Step 3: Understanding bottlenecks

Most likely your high-level design will have one or more bottlenecks given the constraints of the problem. This is perfectly ok. You are not expected to design a system from the ground up, which immediately handles all the load in the world. It just needs to be scalable, in order for you to be able to improve it using some standard tools and techniques.

Now that you have your high-level design, start thinking about what bottlenecks it has. Perhaps your system needs a load balancer and many machines behind it to handle the user requests. Or maybe the data is so huge that you need to distribute your database on multiple machines. What are some of the downsides that occur from doing that? Is the database too slow and does it need some in-memory caching?

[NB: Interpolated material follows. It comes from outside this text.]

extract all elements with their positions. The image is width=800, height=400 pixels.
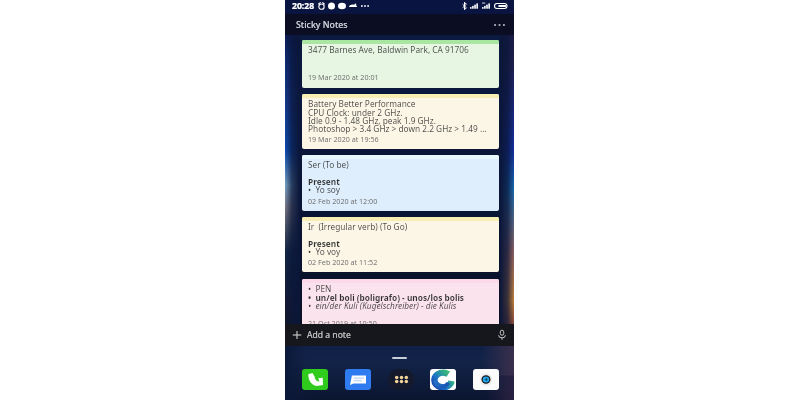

These are just examples of questions that you may have to answer in order to make your solution complete. It may be the case that the interviewer wants to direct the discussion in one particular direction. Then, maybe you won’t need to address all the bottlenecks but rather talk in more depth about one particular area. In any case, you need to be able to identify the weak spots in a system and be able to resolve them.

Remember, usually each solution is a trade-off of some kind. Changing something will worsen something else. However, the important thing is to be able to talk about these trade-offs, and to measure their impact on the system given the constraints and use cases defined.

Once you’ve outlined the core bottlenecks you see, you can start addressing them in the next step.